Do kolizji kierowców Scuderia Toro Rosso doszło na 30. okrążeniu Grand Prix Chin. Pierre Gasly przed 14. zakrętem zaatakował swojego kolegę z zespołu, gdy nagle Brendon Hartley "zamknął mu drzwi". W skutek kolizji na torze pojawiło się wiele części i wyjechać musiał samochód bezpieczeństwa. Ostatecznie Gasly otrzymał karę czasową i ukończył wyścig na 18. miejscu. Z kolei Hartley zrezygnował z jazdy na kilka okrążeń przed metą.
Przemawiając po wyścigu Gasly wyjaśnił, że Hartley został poinstruowany o zamianie pozycji. - Powiedzieli mi w radiu: "Ok, Brendon przepuści cię na końcu prostej". Spodziewałem się, że to będzie w tym miejscu, więc zjechałem do wewnętrznej strony, gdzie miałem sporo miejsca. Nagle skręcił do środka, a ja nic nie mogłem zrobić. Było już za późno - tłumaczył Gasly.
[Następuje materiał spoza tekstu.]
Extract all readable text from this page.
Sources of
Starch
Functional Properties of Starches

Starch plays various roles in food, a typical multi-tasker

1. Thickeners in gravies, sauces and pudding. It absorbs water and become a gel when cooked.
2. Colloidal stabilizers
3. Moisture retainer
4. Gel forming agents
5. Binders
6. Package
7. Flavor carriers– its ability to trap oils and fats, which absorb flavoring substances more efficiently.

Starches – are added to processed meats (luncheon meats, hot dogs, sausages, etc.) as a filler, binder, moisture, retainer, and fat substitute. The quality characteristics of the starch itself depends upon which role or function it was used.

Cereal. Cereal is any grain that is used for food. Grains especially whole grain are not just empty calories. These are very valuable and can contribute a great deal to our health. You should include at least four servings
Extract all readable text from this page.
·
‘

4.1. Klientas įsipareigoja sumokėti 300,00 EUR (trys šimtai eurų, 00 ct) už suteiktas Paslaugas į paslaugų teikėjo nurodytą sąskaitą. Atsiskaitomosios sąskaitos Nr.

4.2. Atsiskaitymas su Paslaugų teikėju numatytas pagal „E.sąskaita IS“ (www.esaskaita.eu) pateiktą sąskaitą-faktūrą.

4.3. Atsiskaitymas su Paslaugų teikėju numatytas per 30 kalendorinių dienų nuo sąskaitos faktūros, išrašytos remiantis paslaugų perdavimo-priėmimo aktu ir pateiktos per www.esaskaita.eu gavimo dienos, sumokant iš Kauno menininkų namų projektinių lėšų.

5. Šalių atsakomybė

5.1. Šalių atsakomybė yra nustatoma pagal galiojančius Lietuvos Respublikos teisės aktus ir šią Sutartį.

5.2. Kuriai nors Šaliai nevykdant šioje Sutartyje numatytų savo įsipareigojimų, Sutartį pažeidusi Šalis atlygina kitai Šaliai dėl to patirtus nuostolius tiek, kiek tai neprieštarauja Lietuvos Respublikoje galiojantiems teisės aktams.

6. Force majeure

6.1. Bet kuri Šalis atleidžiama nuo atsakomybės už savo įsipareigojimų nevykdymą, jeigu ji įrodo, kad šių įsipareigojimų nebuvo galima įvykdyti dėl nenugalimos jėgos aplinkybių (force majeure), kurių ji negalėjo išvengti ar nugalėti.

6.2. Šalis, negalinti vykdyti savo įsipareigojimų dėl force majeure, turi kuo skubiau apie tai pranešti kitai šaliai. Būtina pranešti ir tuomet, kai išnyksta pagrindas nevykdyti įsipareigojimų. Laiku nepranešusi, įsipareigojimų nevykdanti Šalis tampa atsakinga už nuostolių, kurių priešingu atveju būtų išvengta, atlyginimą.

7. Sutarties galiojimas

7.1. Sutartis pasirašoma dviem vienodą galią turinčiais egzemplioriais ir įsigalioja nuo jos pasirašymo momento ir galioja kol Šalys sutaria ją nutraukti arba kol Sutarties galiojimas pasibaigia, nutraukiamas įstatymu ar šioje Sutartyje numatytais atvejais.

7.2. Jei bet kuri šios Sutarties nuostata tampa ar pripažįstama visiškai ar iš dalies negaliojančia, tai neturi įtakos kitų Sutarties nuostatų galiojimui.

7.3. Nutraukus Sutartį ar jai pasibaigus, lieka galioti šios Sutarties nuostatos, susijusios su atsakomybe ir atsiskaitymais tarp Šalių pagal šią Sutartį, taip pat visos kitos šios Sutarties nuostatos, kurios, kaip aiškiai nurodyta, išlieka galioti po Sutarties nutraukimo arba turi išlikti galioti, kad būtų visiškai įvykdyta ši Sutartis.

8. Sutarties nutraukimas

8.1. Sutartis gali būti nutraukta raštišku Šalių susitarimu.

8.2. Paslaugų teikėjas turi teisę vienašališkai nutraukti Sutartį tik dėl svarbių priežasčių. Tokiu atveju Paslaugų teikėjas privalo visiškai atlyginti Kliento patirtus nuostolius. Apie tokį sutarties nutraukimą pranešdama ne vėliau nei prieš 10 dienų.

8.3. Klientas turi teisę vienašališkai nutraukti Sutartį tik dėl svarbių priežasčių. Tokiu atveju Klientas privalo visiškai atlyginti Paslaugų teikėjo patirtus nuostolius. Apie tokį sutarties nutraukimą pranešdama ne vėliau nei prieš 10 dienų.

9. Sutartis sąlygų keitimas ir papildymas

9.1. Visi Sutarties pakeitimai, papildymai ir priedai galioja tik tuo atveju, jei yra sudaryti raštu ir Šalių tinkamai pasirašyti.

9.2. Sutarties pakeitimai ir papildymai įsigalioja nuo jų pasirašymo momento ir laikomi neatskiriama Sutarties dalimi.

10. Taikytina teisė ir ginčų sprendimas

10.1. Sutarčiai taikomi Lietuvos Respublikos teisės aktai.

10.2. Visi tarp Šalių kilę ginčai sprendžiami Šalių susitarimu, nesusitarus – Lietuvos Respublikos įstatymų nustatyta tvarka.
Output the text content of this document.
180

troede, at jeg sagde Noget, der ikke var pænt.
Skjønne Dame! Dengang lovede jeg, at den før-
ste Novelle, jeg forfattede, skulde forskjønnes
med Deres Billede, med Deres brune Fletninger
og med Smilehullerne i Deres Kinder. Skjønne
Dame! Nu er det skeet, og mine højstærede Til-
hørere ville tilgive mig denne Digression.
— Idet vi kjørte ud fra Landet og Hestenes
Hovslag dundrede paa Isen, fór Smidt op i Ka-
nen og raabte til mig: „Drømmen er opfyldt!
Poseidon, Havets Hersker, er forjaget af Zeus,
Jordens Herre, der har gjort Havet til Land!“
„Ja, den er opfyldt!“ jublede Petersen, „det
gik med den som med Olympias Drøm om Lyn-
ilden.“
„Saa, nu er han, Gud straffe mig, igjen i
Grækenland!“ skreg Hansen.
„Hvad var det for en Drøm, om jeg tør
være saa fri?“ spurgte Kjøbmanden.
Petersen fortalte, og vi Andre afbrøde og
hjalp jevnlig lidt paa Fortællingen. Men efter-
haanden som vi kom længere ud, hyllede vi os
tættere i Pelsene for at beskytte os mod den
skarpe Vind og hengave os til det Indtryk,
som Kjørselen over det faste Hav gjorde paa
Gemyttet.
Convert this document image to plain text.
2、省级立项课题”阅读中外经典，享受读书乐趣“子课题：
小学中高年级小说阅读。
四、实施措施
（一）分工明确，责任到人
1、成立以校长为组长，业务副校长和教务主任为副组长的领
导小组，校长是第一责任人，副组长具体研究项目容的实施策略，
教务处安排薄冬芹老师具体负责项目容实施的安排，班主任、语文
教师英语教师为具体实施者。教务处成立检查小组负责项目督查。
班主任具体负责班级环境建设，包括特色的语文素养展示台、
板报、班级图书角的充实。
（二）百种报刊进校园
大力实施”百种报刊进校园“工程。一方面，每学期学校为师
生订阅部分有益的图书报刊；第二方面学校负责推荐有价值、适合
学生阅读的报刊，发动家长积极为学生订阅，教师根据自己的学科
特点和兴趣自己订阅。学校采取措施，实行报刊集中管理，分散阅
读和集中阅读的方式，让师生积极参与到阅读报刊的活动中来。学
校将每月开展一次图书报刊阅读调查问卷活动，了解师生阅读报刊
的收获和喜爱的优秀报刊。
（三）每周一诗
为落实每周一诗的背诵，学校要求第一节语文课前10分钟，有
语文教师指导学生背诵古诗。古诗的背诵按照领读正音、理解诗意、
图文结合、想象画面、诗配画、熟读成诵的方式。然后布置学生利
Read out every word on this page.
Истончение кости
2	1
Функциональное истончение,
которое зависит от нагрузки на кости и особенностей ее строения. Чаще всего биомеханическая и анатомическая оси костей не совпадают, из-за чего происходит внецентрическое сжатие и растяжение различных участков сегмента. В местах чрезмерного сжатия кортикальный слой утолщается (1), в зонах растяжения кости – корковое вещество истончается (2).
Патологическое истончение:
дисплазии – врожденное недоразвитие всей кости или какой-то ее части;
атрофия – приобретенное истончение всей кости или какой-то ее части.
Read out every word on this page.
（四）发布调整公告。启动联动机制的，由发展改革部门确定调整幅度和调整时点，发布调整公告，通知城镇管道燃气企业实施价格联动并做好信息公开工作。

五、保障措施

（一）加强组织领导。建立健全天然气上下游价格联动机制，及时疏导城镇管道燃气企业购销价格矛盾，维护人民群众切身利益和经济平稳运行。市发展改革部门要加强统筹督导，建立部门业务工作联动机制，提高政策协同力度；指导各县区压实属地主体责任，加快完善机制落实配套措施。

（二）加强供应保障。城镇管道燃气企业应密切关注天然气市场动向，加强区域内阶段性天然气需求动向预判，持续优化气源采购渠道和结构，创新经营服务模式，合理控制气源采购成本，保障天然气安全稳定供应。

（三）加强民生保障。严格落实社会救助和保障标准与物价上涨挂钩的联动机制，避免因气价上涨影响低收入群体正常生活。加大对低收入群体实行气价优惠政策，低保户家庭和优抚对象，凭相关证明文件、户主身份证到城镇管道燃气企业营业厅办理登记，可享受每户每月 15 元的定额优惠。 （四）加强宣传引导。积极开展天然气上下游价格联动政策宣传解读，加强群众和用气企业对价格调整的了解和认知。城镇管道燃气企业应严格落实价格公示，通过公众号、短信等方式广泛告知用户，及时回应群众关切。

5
- To głupie, bo ostatnią rzeczą którą pragniesz jest kontakt z kolegą z zespołu. Wstyd, że nie potrafiliśmy się dogadać. Nie spodziewałem się jego ruchu - zakończył.
O tym, że miała być zmiana pozycji potwierdził Hartley. - Zespół poprosił o oddanie miejsca, bo jechaliśmy różnymi strategami. Na początku wyścigu również zamieniliśmy się pozycjami na wyjściu z zakrętu numer 14. Chciałem tak zrobić również za drugim razem. Nagle zostałem uderzony przez niego chwilę przed planowanym oddaniem - wytłumaczył Hartley.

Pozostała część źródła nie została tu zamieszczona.